Un autre jour s’achève. Mes idées sont dans la brume. J’attends qu’une éclaircie se fasse. Peut-être y verrais-je apparaitre quelque chose ? Peut-être pas. Parfois, il n’y a rien ; que de la brume. Mes pensées sont sans formes. Le rien n’a pas de forme. Toutefois, il n’est pas une absence, un manque ; il l’est parfois, mais pas toujours. Le rien peut-être aussi plénitude. Alors, il est présence.

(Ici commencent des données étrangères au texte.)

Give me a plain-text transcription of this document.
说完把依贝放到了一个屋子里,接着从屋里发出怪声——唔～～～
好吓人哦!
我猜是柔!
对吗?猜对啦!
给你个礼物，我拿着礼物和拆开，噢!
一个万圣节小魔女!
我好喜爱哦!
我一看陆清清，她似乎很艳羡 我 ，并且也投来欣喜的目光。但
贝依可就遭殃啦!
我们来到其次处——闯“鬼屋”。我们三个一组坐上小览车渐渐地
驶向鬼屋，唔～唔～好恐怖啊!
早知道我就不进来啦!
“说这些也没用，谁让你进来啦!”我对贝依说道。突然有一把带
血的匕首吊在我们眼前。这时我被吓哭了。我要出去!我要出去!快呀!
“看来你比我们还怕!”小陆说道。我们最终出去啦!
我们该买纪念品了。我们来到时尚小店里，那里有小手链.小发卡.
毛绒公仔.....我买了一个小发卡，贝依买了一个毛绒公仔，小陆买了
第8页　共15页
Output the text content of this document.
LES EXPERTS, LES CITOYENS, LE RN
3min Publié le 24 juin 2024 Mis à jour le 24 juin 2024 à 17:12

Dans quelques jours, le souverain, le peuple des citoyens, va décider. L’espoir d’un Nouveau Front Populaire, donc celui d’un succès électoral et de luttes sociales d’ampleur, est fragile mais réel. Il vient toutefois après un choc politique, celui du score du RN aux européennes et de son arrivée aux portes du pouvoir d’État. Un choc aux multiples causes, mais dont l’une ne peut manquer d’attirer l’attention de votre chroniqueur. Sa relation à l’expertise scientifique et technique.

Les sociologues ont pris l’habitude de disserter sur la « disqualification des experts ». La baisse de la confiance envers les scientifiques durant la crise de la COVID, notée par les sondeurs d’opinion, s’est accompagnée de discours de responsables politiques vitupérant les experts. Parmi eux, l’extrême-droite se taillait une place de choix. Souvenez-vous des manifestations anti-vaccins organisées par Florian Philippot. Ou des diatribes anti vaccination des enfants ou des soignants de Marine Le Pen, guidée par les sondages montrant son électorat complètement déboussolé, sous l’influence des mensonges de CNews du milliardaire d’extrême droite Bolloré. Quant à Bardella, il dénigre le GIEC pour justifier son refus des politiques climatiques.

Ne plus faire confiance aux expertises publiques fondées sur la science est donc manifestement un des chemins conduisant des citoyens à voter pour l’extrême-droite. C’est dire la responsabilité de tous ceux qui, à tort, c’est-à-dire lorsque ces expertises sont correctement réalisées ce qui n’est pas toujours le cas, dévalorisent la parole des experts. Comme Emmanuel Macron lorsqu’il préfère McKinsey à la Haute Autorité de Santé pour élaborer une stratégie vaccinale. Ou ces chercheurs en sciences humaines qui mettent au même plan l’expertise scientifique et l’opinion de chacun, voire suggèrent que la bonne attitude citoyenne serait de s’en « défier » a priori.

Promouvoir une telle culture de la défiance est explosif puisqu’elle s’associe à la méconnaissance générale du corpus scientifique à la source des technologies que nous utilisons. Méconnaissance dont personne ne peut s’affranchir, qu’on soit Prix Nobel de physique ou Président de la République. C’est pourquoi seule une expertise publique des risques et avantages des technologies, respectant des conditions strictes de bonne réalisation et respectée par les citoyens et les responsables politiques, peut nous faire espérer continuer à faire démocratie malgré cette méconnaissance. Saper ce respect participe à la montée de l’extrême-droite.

Cette simplicité et cette nudité de l’être est désarmante. D’une certaine façon, elle inaugure le verbe être ; elle le laisse être, sans retenu.

L’Amérique est malade

Les observateurs américains les plus lucides sont très inquiets de l’état d’esprit des 72 millions de citoyens qui ont voté pour Trump. Je crois qu’ils ont raison de s’inquiéter. L’Amérique est malade ; un cancer spirituel est en train de détruire les fondements de ses institutions. Il y a au sein de la population américaine une forte demande pour des explications malsaines et mensongères de la réalité. C’est comme un vide intérieur que de plus en plus de gens ne peuvent plus supporter ; ils ne savent pas comment habiter le monde dans lequel ils vivent. Le sens de la vie leur échappe totalement. Ils sont partis à la dérive dans un univers délirant et paranoïaque. Ils ont trouvé un sens à leur vie en combattant un ennemi irréel, inventé de toute pièce par des esprits tordus, vaniteux et avides, qui profitent de cette soif d’autant plus, qu’ils sont eux-mêmes dévorés par cette soif. Le succès politique de Trump est le symptôme de cette maladie. Elle ne disparaitra pas avec son départ de la Maison-Blanche. C’est malheureux, mais c’est ainsi. Le chemin vers la présence, passe par la reconnaissance de cette troublante maladie spirituelle.